Just four months later, however, not only has the phase 3 trial failed to materialise, but Sanofi has opted to discontinue the programme entirely.
Safety concerns
At ESMO last October, AlphaMedix posted what appeared to be encouraging efficacy data from the Alphametix-02 trial, including a 57% confirmed response rate in radioligand-naive GEP-NET patients.
However, some safety concerns arose from that data owing to a high incidence of dysphagia, for which botox treatment didn’t always provide long-term relief, and some renal toxicities. Such issues might have contributed to Sanofi’s decision to walk away from the asset.
On Thursday analysts at B Riley also pointed to competitive considerations. In the post-radioligand setting AlphaMedix reported a 19% centrally confirmed response rate, which on a cross-trial basis was lower than Bristol Myers Squibb’s RYZ101, an anti-SSTR therapy that uses actinium-225 as the radioisotope.
By comparison, RYZ101 reported a 29% confirmed response rate in the phase 1b Action-1 study, which is evaluating the radioconjugate in GEP-NET patients who have progressed following radioligand therapy.
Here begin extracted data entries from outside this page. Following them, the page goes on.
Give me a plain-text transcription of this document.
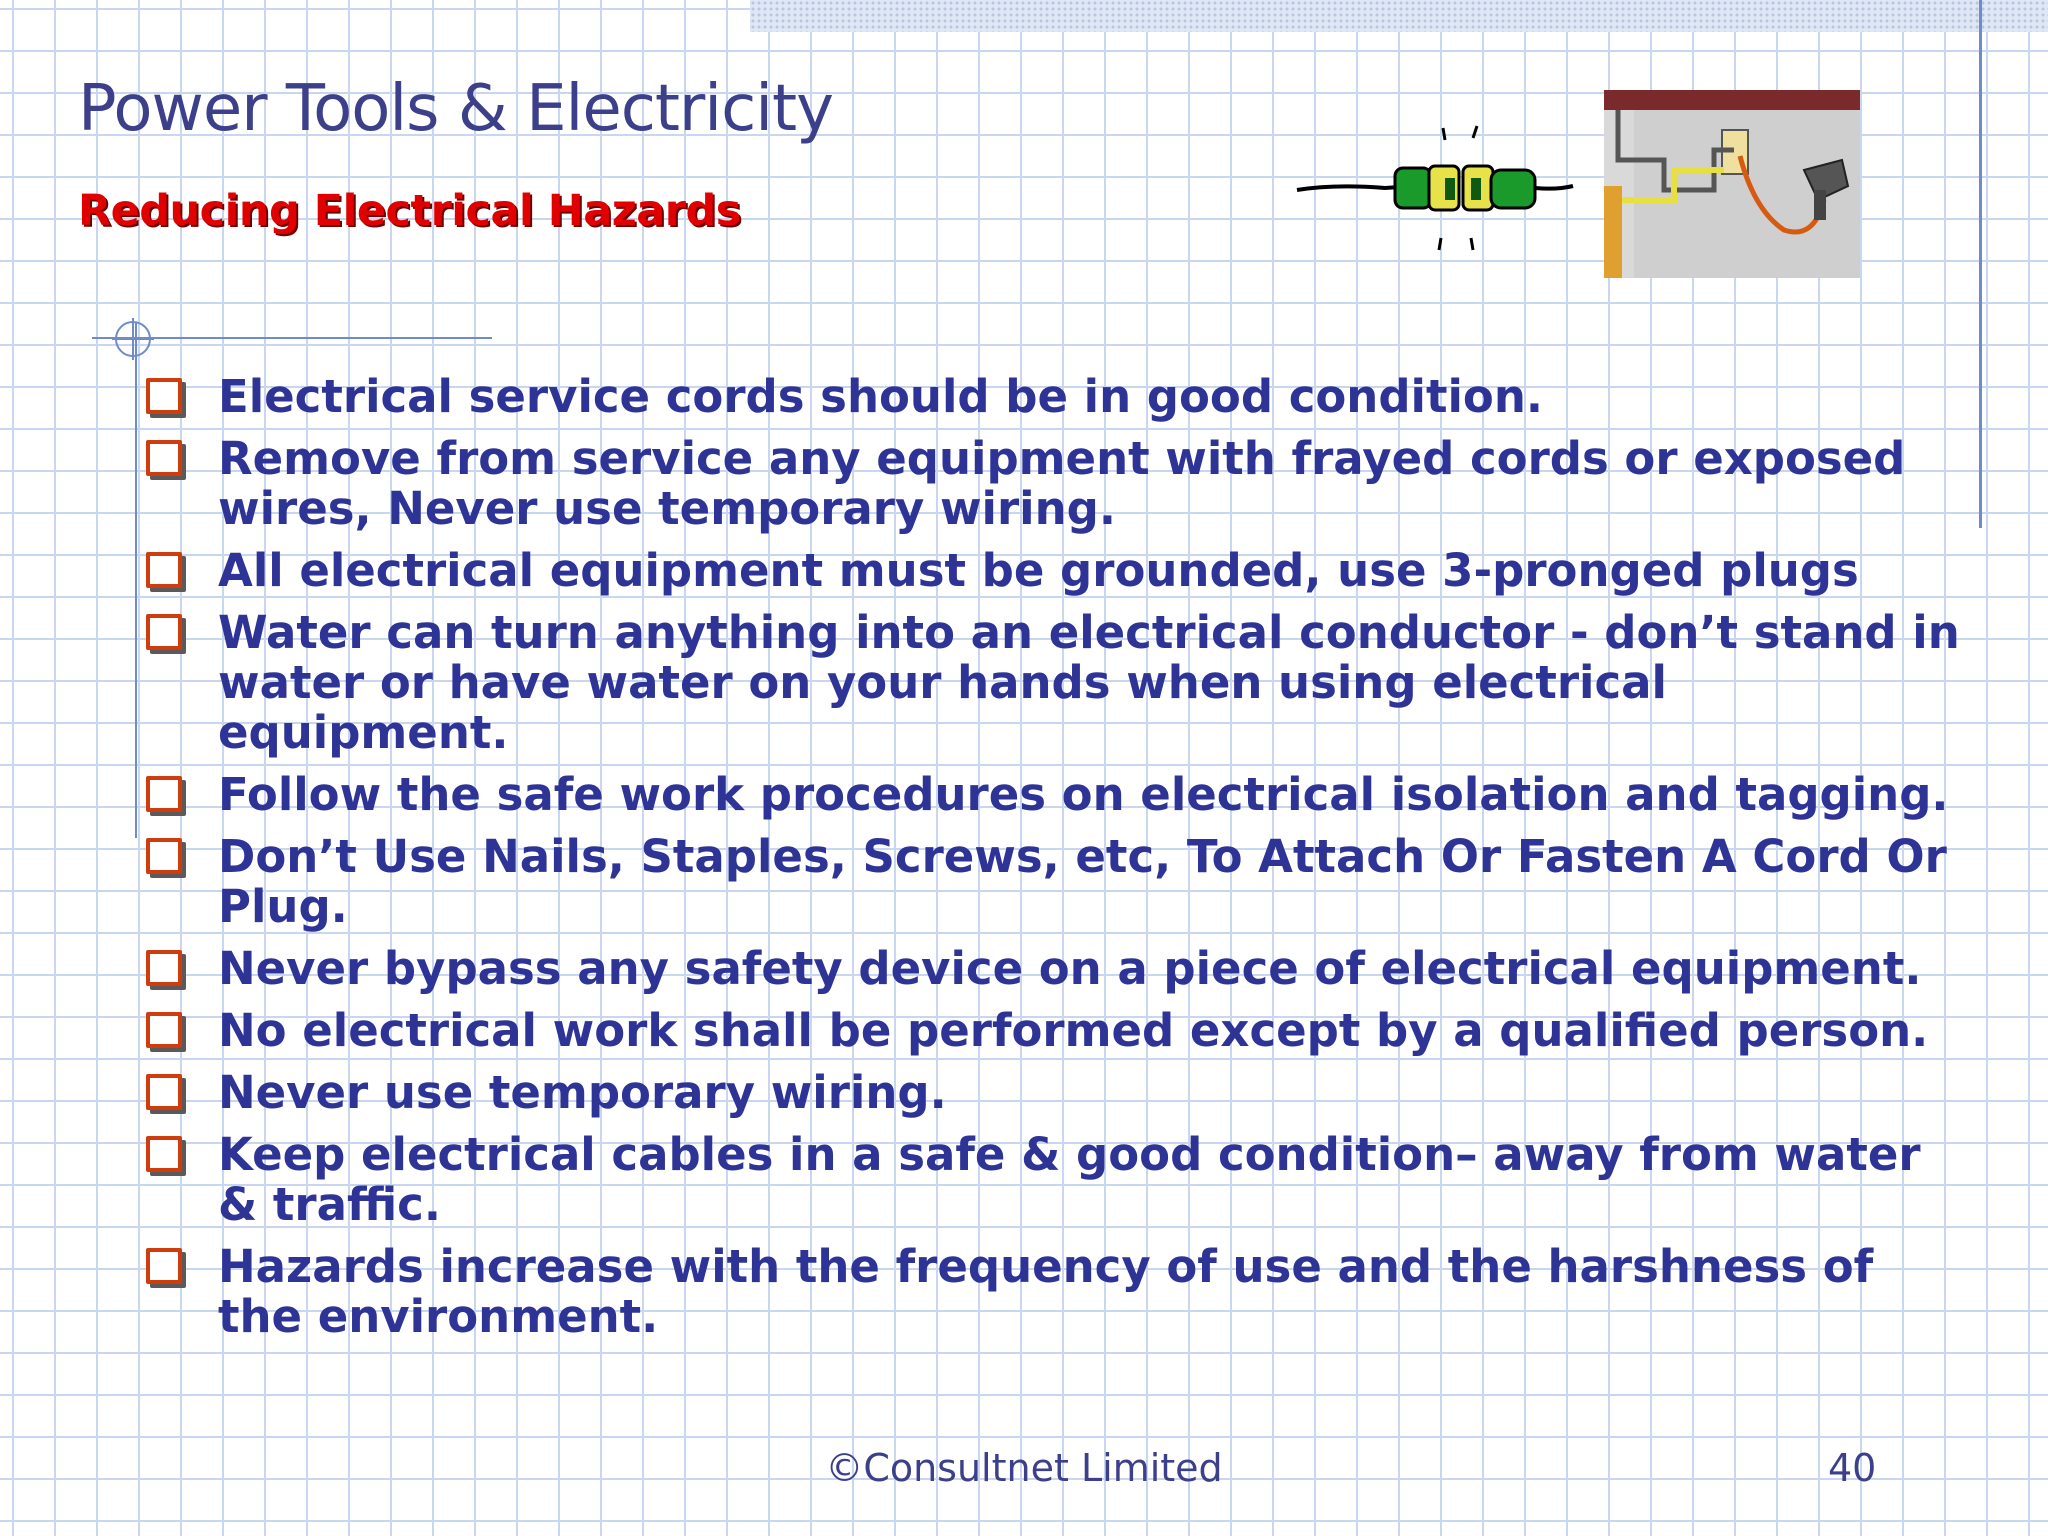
Power Tools & Electricity
Reducing Electrical Hazards
Electrical service cords should be in good condition.
Remove from service any equipment with frayed cords or exposed wires, Never use temporary wiring.
All electrical equipment must be grounded, use 3-pronged plugs
Water can turn anything into an electrical conductor - don’t stand in water or have water on your hands when using electrical equipment.
Follow the safe work procedures on electrical isolation and tagging.
Don’t Use Nails, Staples, Screws, etc, To Attach Or Fasten A Cord Or Plug.
Never bypass any safety device on a piece of electrical equipment.
No electrical work shall be performed except by a qualified person.
Never use temporary wiring.
Keep electrical cables in a safe & good condition– away from water & traffic.
Hazards increase with the frequency of use and the harshness of the environment.
©Consultnet Limited	40
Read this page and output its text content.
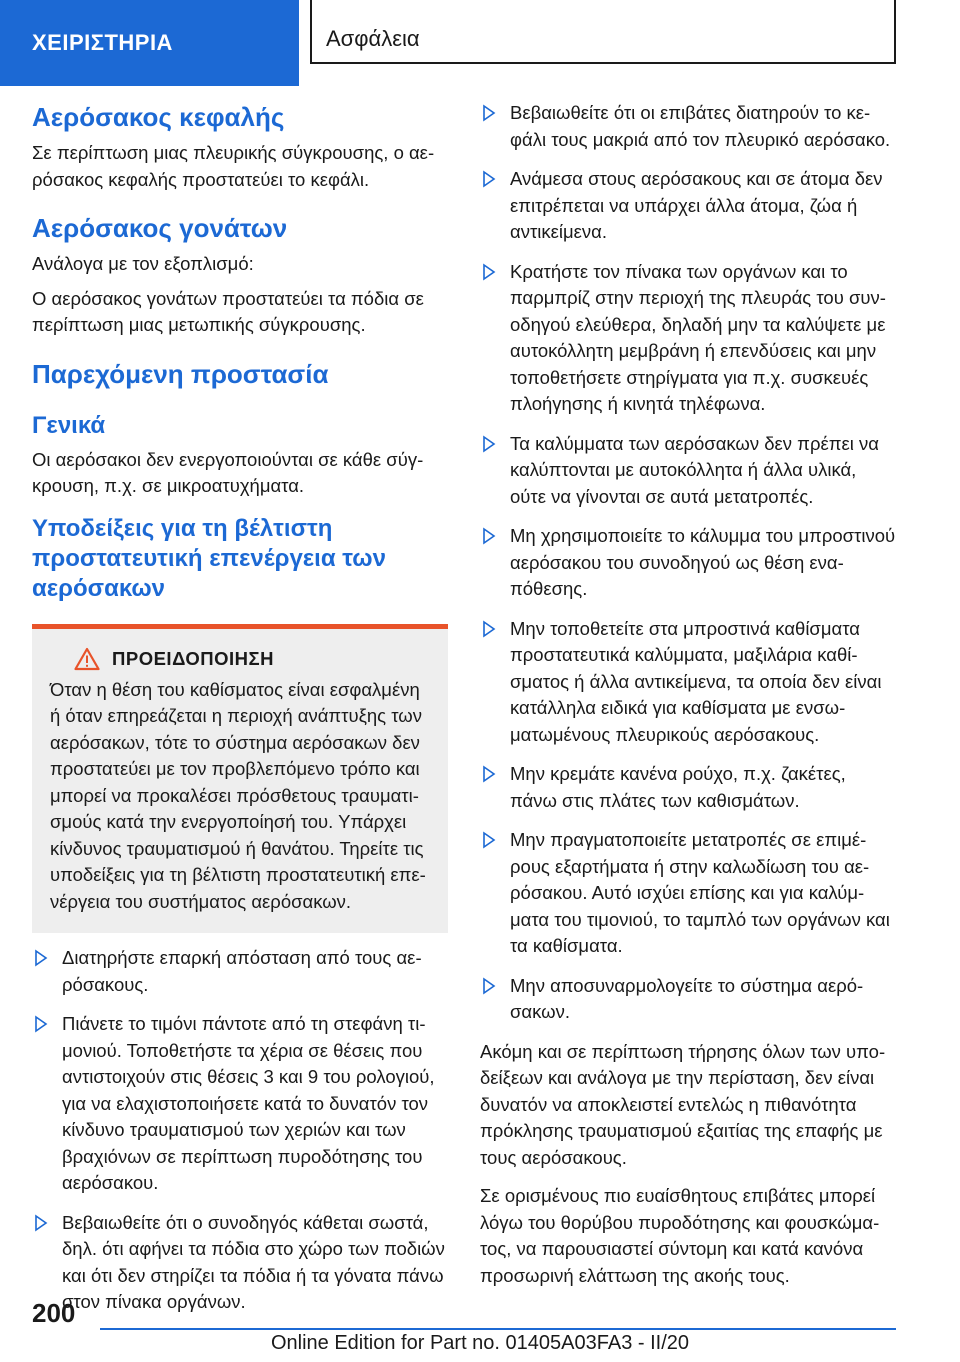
ΧΕΙΡΙΣΤΗΡΙΑ	Ασφάλεια
Αερόσακος κεφαλής

Σε περίπτωση μιας πλευρικής σύγκρουσης, ο αερόσακος κεφαλής προστατεύει το κεφάλι.

Αερόσακος γονάτων

Ανάλογα με τον εξοπλισμό:

Ο αερόσακος γονάτων προστατεύει τα πόδια σε περίπτωση μιας μετωπικής σύγκρουσης.

Παρεχόμενη προστασία
Γενικά

Οι αερόσακοι δεν ενεργοποιούνται σε κάθε σύγκρουση, π.χ. σε μικροατυχήματα.

Υποδείξεις για τη βέλτιστη προστατευτική επενέργεια των αερόσακων
ΠΡΟΕΙΔΟΠΟΙΗΣΗ
Όταν η θέση του καθίσματος είναι εσφαλμένη ή όταν επηρεάζεται η περιοχή ανάπτυξης των αερόσακων, τότε το σύστημα αερόσακων δεν προστατεύει με τον προβλεπόμενο τρόπο και μπορεί να προκαλέσει πρόσθετους τραυματισμούς κατά την ενεργοποίησή του. Υπάρχει κίνδυνος τραυματισμού ή θανάτου. Τηρείτε τις υποδείξεις για τη βέλτιστη προστατευτική επενέργεια του συστήματος αερόσακων.
Διατηρήστε επαρκή απόσταση από τους αερόσακους.
Πιάνετε το τιμόνι πάντοτε από τη στεφάνη τιμονιού. Τοποθετήστε τα χέρια σε θέσεις που αντιστοιχούν στις θέσεις 3 και 9 του ρολογιού, για να ελαχιστοποιήσετε κατά το δυνατόν τον κίνδυνο τραυματισμού των χεριών και των βραχιόνων σε περίπτωση πυροδότησης του αερόσακου.
Βεβαιωθείτε ότι ο συνοδηγός κάθεται σωστά, δηλ. ότι αφήνει τα πόδια στο χώρο των ποδιών και ότι δεν στηρίζει τα πόδια ή τα γόνατα πάνω στον πίνακα οργάνων.
Βεβαιωθείτε ότι οι επιβάτες διατηρούν το κεφάλι τους μακριά από τον πλευρικό αερόσακο.
Ανάμεσα στους αερόσακους και σε άτομα δεν επιτρέπεται να υπάρχει άλλα άτομα, ζώα ή αντικείμενα.
Κρατήστε τον πίνακα των οργάνων και το παρμπρίζ στην περιοχή της πλευράς του συνοδηγού ελεύθερα, δηλαδή μην τα καλύψετε με αυτοκόλλητη μεμβράνη ή επενδύσεις και μην τοποθετήσετε στηρίγματα για π.χ. συσκευές πλοήγησης ή κινητά τηλέφωνα.
Τα καλύμματα των αερόσακων δεν πρέπει να καλύπτονται με αυτοκόλλητα ή άλλα υλικά, ούτε να γίνονται σε αυτά μετατροπές.
Μη χρησιμοποιείτε το κάλυμμα του μπροστινού αερόσακου του συνοδηγού ως θέση εναπόθεσης.
Μην τοποθετείτε στα μπροστινά καθίσματα προστατευτικά καλύμματα, μαξιλάρια καθίσματος ή άλλα αντικείμενα, τα οποία δεν είναι κατάλληλα ειδικά για καθίσματα με ενσωματωμένους πλευρικούς αερόσακους.
Μην κρεμάτε κανένα ρούχο, π.χ. ζακέτες, πάνω στις πλάτες των καθισμάτων.
Μην πραγματοποιείτε μετατροπές σε επιμέρους εξαρτήματα ή στην καλωδίωση του αερόσακου. Αυτό ισχύει επίσης και για καλύμματα του τιμονιού, το ταμπλό των οργάνων και τα καθίσματα.
Μην αποσυναρμολογείτε το σύστημα αερόσακων.

Ακόμη και σε περίπτωση τήρησης όλων των υποδείξεων και ανάλογα με την περίσταση, δεν είναι δυνατόν να αποκλειστεί εντελώς η πιθανότητα πρόκλησης τραυματισμού εξαιτίας της επαφής με τους αερόσακους.

Σε ορισμένους πιο ευαίσθητους επιβάτες μπορεί λόγω του θορύβου πυροδότησης και φουσκώματος, να παρουσιαστεί σύντομη και κατά κανόνα προσωρινή ελάττωση της ακοής τους.

200
Online Edition for Part no. 01405A03FA3 - II/20
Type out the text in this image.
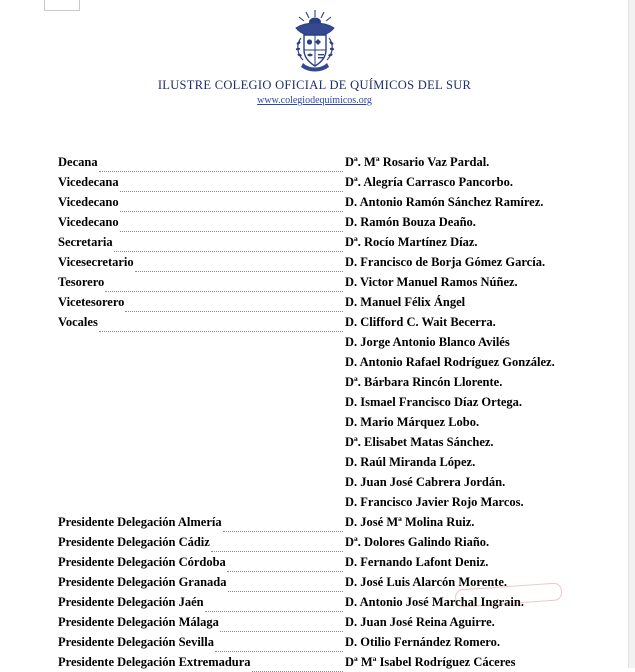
ILUSTRE COLEGIO OFICIAL DE QUÍMICOS DEL SUR
www.colegiodequímicos.org
Decana	Dª. Mª Rosario Vaz Pardal.
Vicedecana	Dª. Alegría Carrasco Pancorbo.
Vicedecano	D. Antonio Ramón Sánchez Ramírez.
Vicedecano	D. Ramón Bouza Deaño.
Secretaria	Dª. Rocío Martínez Díaz.
Vicesecretario	D. Francisco de Borja Gómez García.
Tesorero	D. Victor Manuel Ramos Núñez.
Vicetesorero	D. Manuel Félix Ángel
Vocales	D. Clifford C. Wait Becerra.
D. Jorge Antonio Blanco Avilés
D. Antonio Rafael Rodríguez González.
Dª. Bárbara Rincón Llorente.
D. Ismael Francisco Díaz Ortega.
D. Mario Márquez Lobo.
Dª. Elisabet Matas Sánchez.
D. Raúl Miranda López.
D. Juan José Cabrera Jordán.
D. Francisco Javier Rojo Marcos.
Presidente Delegación Almería	D. José Mª Molina Ruiz.
Presidente Delegación Cádiz	Dª. Dolores Galindo Riaño.
Presidente Delegación Córdoba	D. Fernando Lafont Deniz.
Presidente Delegación Granada	D. José Luis Alarcón Morente.
Presidente Delegación Jaén	D. Antonio José Marchal Ingrain.
Presidente Delegación Málaga	D. Juan José Reina Aguirre.
Presidente Delegación Sevilla	D. Otilio Fernández Romero.
Presidente Delegación Extremadura	Dª Mª Isabel Rodríguez Cáceres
In that study grade 3 treatment-related adverse events were seen in 29% of patients, with anaemia and decreased lymphocyte counts being the most common.
Sanofi, for its part, when asked about the recent rationalisation of its phase 2 portfolio during its fourth-quarter earnings call, responded that it would now rely at least quarterly on "artificial intelligence-driven assessments to reallocate resources", acknowledging that this approach would result in some programmes being stopped.
With AlphaMedix off the board, Perspective Therapeutics could benefit, given that it's developing a similarly acting radioconjugate that also uses lead-212. That said, Perspective has encountered problems of its own.
In a phase 1/2 trial, 212Pb-VMT-α-NET showed a 35% response rate in radioligand-naive patients, a result that on a cross-trial basis was lower than what AlpheMedix achieved, though it was higher than the 13% ORR delivered by Lutathera in the Netter-1 trial. Perspective's stock climbed 66% on Thursday, but fell back 11% on Friday.